Por Artigo de Wallace Castro. Postado em 24/10/2017. Última atualização em 24/10/2017.

Tempo estimado de leitura: 22 minutos.

Quem tem ou sonha em ter seu próprio negócio precisa estar atento às obrigações contábeis.

Uma das principais é a Demonstração do Resultado do Exercício (DRE), um relatório que apresenta os resultados obtidos em 1 ano e especifica se houve lucro ou prejuízo.

A ideia desse documento é trazer todas as informações de que você necessita para gerenciar o seu negócio, como receitas, despesas, geração de caixa, pagamentos, entre outros.

Assim, além de ser um compromisso fiscal, ele é o espelho da sua empresa, ou seja, para onde você olha para tomar decisões importantes.

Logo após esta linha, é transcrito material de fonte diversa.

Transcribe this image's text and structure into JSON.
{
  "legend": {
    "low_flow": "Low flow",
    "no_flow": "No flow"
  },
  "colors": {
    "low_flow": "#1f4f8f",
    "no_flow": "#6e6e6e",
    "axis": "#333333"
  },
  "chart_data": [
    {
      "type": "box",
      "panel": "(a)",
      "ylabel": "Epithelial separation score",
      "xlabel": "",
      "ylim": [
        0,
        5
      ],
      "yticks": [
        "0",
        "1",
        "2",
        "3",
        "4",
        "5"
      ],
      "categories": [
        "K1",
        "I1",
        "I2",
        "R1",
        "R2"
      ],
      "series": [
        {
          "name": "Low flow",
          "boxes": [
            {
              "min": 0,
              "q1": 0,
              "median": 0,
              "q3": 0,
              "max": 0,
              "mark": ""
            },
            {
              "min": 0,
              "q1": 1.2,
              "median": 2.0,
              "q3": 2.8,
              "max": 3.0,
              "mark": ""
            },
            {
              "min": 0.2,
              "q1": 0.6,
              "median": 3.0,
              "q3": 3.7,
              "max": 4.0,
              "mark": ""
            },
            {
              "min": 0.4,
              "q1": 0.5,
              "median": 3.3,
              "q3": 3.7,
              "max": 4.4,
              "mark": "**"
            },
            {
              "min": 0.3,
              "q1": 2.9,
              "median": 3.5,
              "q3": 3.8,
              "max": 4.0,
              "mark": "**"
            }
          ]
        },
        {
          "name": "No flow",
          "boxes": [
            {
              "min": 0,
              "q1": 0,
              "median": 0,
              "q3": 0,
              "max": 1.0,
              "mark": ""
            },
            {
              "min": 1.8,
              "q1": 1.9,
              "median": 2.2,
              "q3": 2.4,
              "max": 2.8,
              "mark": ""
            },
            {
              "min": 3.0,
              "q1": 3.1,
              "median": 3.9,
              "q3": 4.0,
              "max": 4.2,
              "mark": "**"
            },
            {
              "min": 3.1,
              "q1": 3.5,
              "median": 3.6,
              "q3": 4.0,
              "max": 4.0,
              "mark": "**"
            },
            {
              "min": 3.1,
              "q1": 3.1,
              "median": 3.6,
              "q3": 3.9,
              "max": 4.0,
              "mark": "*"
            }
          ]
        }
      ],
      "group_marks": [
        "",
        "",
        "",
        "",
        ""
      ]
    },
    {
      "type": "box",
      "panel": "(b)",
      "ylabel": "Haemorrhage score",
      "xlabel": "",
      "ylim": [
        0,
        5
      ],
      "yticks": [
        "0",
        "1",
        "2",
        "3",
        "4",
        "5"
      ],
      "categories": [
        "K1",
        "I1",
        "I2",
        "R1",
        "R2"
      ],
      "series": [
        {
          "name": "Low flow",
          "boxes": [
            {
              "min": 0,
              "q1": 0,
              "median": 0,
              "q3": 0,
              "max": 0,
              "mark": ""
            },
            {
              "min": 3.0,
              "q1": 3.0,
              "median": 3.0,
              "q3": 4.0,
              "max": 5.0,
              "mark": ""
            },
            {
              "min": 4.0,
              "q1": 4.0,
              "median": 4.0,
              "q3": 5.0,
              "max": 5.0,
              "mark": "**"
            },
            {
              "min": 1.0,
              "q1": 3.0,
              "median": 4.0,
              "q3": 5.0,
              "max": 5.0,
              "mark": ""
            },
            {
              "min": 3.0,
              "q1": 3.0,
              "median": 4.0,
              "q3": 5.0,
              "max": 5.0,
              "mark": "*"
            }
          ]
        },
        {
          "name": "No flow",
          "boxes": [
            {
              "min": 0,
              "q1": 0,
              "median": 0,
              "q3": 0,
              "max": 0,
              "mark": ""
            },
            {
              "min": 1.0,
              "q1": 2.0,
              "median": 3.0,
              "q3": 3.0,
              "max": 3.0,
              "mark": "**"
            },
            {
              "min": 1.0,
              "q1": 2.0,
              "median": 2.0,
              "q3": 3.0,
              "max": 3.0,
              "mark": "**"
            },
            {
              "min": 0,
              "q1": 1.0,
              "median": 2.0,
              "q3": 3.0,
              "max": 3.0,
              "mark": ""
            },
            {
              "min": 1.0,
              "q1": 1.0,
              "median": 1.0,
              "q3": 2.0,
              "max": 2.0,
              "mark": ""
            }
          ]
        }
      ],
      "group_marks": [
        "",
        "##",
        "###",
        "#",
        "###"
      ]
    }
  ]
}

Para explicar melhor esse assunto, neste post vamos:

  • conceituar a Demonstração do Resultado do Exercício;
  • explicar para que serve;
  • definir sua importância;
  • apresentar a estrutura desse documento.

A partir desse conhecimento, você terá mais condições de entender a importância do demonstrativo de resultados e saberá aplicá-lo no seu negócio.

É o que você quer?

Então acompanhe o post que preparamos!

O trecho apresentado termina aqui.